Escrita de Renato Seabra


Extrato de uma carta escrita por Renato Seabra, em setembro de 2013, à jornalista Marta Dhanis.

O jovem modelo Renato Seabra cumpre uma pena mínima de 25 anos por ter assassinado e mutilado o cronista social Carlos Castro, de 65 anos, num quarto do Hotel Intercontinental, em Manhattan, em janeiro de 2011.
Renato Seara diz-se arrependido e perturbado pelos maléficos atos praticados, mas os verdadeiros motivos deste horroroso crime estão ainda por esclarecer. Que circunstâncias ou alterações terão ocorrido na sua personalidade naquele dia e àquela hora? A sua escrita revelará tendências de homicida?
As principais caraterísticas que costumam encontrar-se na escrita de homicidas são:
  •        a irregularidade da pressão  (pressão deslocada, aumentos bruscos de pressão, maças e acerados),
  •        as  ligações e os traços finais em diagonal ascendente,
  •        as mudanças bruscas de inclinação e de forma,
  •        a rigidez do traçado,
  •        as barras dos t em diagonal ascendente,
  •        os finais disparados e os traços pontiagudos,
  •        as rasuras ou corte da assinatura,
  •        a confusão entre linhas,
  •        a falta de distância entre palavras.

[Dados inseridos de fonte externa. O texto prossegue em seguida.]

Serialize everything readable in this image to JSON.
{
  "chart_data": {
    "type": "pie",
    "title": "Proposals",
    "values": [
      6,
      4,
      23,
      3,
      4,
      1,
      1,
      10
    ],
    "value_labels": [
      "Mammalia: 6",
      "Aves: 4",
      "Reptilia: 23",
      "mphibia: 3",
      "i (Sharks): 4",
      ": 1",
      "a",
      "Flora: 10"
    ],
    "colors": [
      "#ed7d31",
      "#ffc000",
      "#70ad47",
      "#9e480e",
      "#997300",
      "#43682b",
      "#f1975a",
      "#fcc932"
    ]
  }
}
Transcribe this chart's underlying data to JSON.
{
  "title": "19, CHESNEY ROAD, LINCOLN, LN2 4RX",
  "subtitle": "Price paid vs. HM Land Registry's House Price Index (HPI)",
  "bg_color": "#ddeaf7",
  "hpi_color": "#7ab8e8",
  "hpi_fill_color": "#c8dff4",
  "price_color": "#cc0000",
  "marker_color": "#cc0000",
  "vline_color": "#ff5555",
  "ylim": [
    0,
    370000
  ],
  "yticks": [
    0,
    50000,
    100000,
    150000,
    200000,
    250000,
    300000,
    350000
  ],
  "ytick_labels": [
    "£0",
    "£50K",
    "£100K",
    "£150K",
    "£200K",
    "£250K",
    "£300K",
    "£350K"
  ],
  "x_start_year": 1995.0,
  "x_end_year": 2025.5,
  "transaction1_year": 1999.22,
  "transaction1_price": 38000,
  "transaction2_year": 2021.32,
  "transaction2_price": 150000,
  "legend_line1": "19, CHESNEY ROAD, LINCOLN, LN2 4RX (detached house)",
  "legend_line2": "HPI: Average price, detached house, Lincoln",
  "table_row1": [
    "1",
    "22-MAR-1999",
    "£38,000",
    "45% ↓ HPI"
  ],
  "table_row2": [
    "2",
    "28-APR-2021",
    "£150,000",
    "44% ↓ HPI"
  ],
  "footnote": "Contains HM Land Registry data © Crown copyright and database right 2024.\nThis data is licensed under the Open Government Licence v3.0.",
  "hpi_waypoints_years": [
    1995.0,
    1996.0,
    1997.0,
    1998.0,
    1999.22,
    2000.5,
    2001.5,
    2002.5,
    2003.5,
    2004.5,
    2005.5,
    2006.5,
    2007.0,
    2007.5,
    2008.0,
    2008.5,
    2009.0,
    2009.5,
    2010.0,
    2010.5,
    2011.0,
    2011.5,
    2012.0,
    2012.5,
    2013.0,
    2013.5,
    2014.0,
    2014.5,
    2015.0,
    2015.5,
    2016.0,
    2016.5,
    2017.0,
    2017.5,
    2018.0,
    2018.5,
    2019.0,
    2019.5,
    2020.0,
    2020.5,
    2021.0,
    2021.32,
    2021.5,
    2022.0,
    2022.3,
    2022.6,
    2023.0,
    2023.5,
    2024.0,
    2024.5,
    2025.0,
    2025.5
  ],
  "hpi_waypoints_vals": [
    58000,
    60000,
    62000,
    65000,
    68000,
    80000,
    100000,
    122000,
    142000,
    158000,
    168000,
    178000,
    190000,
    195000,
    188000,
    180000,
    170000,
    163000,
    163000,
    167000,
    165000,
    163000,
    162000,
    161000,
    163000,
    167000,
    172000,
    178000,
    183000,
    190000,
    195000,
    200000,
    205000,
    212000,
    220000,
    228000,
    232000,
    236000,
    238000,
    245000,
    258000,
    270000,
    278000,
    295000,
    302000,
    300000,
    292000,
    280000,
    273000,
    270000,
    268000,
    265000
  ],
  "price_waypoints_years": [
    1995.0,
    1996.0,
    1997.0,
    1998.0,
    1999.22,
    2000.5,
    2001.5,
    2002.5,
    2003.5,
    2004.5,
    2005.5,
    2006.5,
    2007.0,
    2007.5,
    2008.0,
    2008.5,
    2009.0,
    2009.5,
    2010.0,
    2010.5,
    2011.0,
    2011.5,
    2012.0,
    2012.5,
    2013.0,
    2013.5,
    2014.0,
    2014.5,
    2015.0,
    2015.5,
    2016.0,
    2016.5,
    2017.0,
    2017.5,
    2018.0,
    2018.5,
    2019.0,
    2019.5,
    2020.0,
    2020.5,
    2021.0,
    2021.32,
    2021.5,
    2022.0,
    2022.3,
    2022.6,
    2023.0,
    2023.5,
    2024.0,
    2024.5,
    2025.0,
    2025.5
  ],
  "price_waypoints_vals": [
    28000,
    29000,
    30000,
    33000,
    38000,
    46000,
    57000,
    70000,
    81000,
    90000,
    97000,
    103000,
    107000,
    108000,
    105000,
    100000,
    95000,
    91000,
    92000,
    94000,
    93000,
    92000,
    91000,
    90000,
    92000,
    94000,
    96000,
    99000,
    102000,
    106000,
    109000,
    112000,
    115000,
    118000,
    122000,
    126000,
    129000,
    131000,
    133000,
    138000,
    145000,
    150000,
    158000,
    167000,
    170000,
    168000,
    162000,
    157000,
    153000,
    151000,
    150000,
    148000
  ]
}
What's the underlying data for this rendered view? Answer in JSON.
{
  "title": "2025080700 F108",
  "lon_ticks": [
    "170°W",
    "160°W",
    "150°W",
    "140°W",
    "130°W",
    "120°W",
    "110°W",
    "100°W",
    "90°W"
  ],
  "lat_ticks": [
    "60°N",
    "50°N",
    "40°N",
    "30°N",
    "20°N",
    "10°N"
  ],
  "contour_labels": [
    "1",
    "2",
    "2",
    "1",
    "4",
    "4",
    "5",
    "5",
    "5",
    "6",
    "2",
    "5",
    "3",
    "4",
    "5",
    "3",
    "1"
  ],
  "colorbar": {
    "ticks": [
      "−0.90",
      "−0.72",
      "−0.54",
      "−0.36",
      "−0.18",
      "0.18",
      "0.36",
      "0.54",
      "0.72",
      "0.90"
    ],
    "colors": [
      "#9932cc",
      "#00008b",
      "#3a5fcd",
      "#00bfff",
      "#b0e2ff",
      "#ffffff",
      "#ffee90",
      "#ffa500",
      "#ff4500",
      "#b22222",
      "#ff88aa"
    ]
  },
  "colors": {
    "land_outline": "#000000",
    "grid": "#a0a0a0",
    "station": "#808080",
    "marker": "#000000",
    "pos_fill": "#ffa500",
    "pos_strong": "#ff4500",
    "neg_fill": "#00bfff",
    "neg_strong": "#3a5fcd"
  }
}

A escrita de Renato é organizada, legível e simples, com margens irregulares (relacionadas com sinceridade e inconstância).
Os carateres têm uma dimensão média, com algumas desigualdades e com predomínio das hastes sobre as pernas das letras (refletindo, talvez as suas remotas aspirações).
A forma é caligráfica, arredondada, arcada, infantil, com os traços iniciais e finais inibidos. Observam-se ovais fechados com laço e alguns erros ortográficos (parecendo mais dado à introversão do que à extroversão).
A velocidade aparenta ser lenta (não parece dado a precipitações).
A direção da linha de base não se pode avaliar corretamente, porque Renato preferiu escrever em papel pautado.
As letras encontram-se, ligeiramente, inclinadas para a direita e, às vezes, verticais (os projetos futuros são uma incógnita).
As carateres aparecem ora ligados, ora desligados ou adossados, sem traços exagerados (sinais de alguma instabilidade).
A assinatura é legível, simples e semelhante ao texto (indício de coerência e sinceridade).

Concluímos que nos parâmetros observados da escrita de Renato Seabra não se detetam indícios de agressividade. E, na simplicidade do seu grafismo, não se conseguem descobrir tendências para matar.